Monday, November 29, 2010

Impaired Gas Exchange | Nursing Care Plan for Lung Cancer

Nursing diagnosis: impaired gas exchange related to removal of lung tissue; altered oxygen supply—hypoventilation; decreased oxygen-carrying capacity of blood—blood loss

Possibly evidenced by
Dyspnea
Restlessness
Changes in mentation
Hypoxemia and hypercapnia
Cyanosis

Desired Outcomes/Evaluation Criteria—Client Will
Respiratory Status: Gas Exchange
Demonstrate improved ventilation and adequate oxygenation of tissues by arterial blood gases (ABGs) within client’s normal range.
Be free of symptoms of respiratory distress.

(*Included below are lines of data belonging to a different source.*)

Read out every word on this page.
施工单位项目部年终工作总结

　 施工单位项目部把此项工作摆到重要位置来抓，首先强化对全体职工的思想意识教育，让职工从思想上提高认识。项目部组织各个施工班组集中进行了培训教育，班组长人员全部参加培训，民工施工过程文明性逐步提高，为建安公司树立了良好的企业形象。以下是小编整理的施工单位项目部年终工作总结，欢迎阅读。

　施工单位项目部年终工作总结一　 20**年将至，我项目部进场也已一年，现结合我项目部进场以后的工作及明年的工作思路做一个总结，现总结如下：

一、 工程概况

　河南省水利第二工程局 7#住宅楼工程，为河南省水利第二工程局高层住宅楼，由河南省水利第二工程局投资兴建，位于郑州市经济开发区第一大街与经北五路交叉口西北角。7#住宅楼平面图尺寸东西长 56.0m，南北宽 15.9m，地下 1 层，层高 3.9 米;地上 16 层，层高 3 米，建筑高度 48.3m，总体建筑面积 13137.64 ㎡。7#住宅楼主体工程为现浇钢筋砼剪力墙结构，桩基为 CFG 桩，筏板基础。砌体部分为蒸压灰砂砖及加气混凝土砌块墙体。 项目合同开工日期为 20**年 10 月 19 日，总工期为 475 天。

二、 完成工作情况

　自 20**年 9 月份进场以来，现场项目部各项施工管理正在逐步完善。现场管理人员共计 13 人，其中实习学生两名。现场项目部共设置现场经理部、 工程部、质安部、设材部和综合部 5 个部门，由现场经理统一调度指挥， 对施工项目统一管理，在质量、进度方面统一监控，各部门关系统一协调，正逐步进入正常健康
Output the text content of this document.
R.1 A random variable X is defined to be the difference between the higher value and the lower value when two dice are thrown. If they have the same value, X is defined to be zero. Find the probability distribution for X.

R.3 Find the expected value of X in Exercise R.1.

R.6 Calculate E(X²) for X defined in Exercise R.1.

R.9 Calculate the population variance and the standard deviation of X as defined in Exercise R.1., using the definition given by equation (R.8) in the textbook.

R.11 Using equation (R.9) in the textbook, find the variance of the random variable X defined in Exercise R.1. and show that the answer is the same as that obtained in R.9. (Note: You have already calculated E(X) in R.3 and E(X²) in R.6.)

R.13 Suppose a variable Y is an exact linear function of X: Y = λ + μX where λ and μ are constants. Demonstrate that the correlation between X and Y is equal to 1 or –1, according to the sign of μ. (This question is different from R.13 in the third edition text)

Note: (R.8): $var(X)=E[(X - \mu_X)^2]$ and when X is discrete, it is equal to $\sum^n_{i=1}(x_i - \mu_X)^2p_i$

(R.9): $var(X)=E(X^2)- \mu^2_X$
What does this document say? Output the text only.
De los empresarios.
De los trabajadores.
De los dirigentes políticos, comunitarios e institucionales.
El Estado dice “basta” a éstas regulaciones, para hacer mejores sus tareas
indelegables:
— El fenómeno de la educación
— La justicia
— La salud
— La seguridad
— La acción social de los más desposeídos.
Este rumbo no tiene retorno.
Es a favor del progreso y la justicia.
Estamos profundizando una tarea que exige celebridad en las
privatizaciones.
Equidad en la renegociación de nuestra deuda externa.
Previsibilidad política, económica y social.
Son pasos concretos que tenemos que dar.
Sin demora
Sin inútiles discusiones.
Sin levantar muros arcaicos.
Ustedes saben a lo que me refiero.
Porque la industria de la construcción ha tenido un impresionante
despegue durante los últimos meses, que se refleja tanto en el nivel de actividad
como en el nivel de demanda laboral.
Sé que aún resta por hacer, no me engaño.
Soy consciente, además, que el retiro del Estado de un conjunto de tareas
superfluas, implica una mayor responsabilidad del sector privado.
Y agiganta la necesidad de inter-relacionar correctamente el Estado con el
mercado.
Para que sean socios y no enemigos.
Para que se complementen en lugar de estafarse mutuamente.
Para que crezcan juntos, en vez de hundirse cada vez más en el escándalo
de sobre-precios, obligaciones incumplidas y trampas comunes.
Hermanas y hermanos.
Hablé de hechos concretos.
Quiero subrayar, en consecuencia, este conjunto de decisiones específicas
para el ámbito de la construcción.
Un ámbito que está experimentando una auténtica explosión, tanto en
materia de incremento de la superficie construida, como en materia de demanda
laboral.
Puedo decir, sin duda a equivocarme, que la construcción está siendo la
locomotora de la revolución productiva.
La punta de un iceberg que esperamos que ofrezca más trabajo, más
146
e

Nursing intervention with rationale:
1. Note respiratory rate, depth, and ease of respirations. Observe for use of accessory muscles, pursed-lip breathing, or changes in skin or mucous membrane color, such as pallor and cyanosis.
Rationale: Respirations may be increased as a result of pain or as an initial compensatory mechanism to accommodate for loss of lung tissue. However, increased work of breathing and cyanosis may indicate increasing oxygen consumption and energy expenditures or reduced respiratory reserve, for example, in an elderly client or extensive COPD.

2. Auscultate lungs for air movement and abnormal breath sounds.
Rationale: Consolidation and lack of air movement on operative side are normal in the client who has had a pneumonectomy; however, a client who has had a lobectomy should demonstrate normal airflow in remaining lobes.

3. Investigate restlessness and changes in mentation and level of consciousness.
Rationale: May indicate increased hypoxia or complications such as mediastinal shift in a client who has had a pneumonectomy when accompanied by tachypnea, tachycardia, and tracheal
deviation.

4. Assess client response to activity. Encourage rest periods, limiting activities to client tolerance.
Rationale: Increased oxygen consumption and demand and stress of surgery may result in increased dyspnea and changes in vital signs with activity; however, early mobilization is desired to help prevent pulmonary complications and to obtain and maintain respiratory and circulatory efficiency. Adequate rest balanced with activity can prevent respiratory compromise.

5. Note development of fever.
Rationale: Fever within the first 24 hours after surgery is frequently due to atelectasis. Temperature elevation within postoperative day 5 to 10 usually indicates an infection, such as wound or systemic.

6. Maintain patent airway by positioning, suctioning, and use of airway adjuncts.
Rationale: Airway obstruction impedes ventilation, impairing gas exchange.

7. Reposition frequently, placing client in sitting and supine to side positions.
Rationale: Maximizes lung expansion and drainage of secretions.

8. Avoid positioning client with a pneumonectomy on the operative side; instead, favor the “good lung down” position.
Rationale: Research shows that positioning clients following lung surgery with their “good lung down” maximizes oxygenation by using gravity to enhance blood flow to the healthy lung, thus creating the best possible match between ventilation and perfusion.

9. Encourage and assist with deep-breathing exercises and pursed-lip breathing, as appropriate.
Rationale: Promotes maximal ventilation and oxygenation and reduces or prevents atelectasis.

10. Administer supplemental oxygen via nasal cannula, partial rebreathing mask, or high-humidity face mask, as indicated.
Rationale: Maximizes available oxygen, especially while ventilation is reduced because of anesthetic, depression, or pain, and during period of compensatory physiological shift of
circulation to remaining functional alveolar units.